Mit Euer Gnaden Erlaubniß, der hochgebohrne Lord Lucullus bittet
sich Euere Gesellschaft morgen auf eine Jagd aus, und hat Euer
Gnaden zwo Kuppeln Windhunde hergeschikt.

Timon. Ich will mit ihm jagen; ich will sie annehmen, und nicht vergessen, ihm einen schönen Ersaz zu thun.

Flavius (vor sich.) Wo will das hinkommen? Er befiehlt uns immer Provisionen zu machen, und macht grosse Präsente, und alles aus einer leeren Kiste. Und doch will er nicht leiden, daß ich ihm zeige, was für ein Bettler seine Freygebigkeit ist; seine Versprechungen fliegen soweit über sein Vermögen hinaus, daß er für alles was er spricht, für jedes Wort, schuldig werden müßte. Er ist so gut, daß er Intressen bezahlt, um Andern Freygebigkeiten zu erzeigen. Alle seine Güter stehen in den Schuldbüchern seiner Gläubiger. Gut! ich wollte ich würde mit einer guten Art meines Diensts entsezt, eh ich gezwungen werde ihn zu verlassen. Glüklicher ist wer gar keine Freunde zu füttern hat, als solche, die noch schlimmer sind als seine erklärten Feinde selbst. Mein Herz blutet mir vor meinen Herren.

(Er geht ab.)

Timon. Ihr thut euch selbst unrecht, ihr verringert eure Verdienste zu sehr. Hier, Milord, ein kleines Merkmal unsrer Freundschaft.

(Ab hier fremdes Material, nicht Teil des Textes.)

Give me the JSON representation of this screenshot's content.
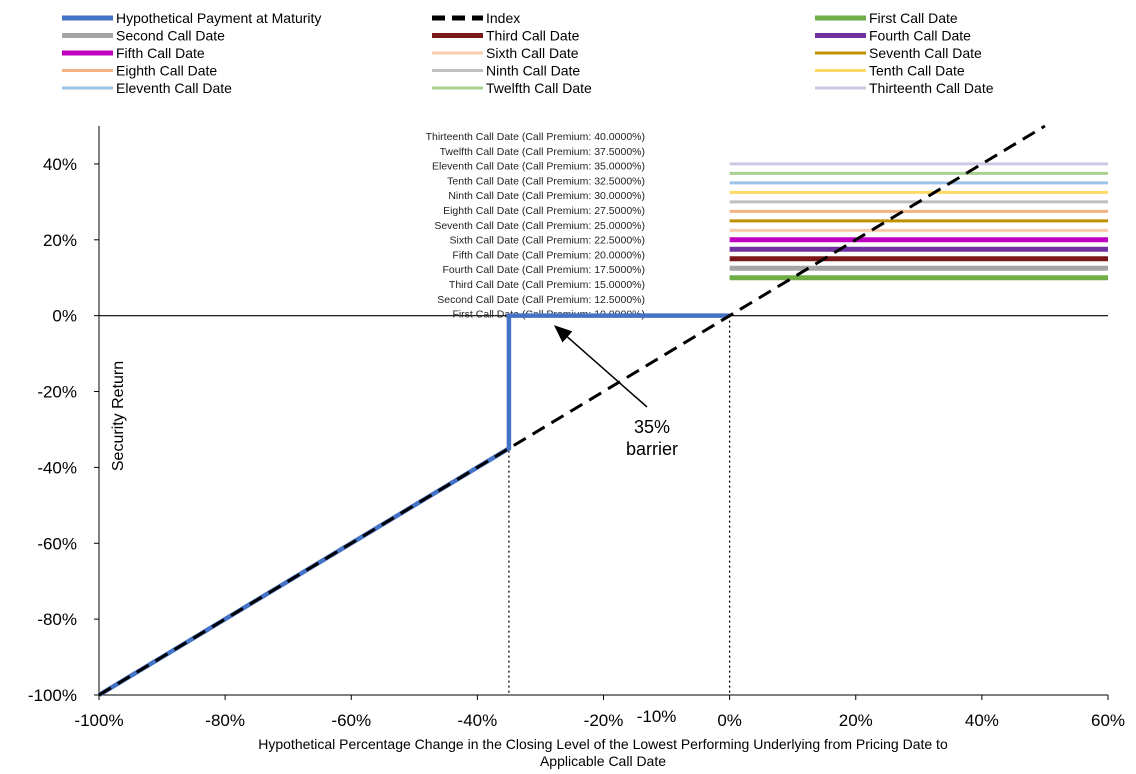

1. Lord. Ich nehm' es mit höchstem Dank an.

2. Lord. Er hat das großmüthigste Herz von der Welt.

Timon.
Ah, ich erinnere mich erst izt, Milord, daß euch neulich das
Castanien-braune Pferd, worauf ich ritt, wohl zu gefallen schien:
Es ist euer, weil es euch gefällt.

3. Lord. O ich bitte euch um Verzeihung, Milord, was das betrift.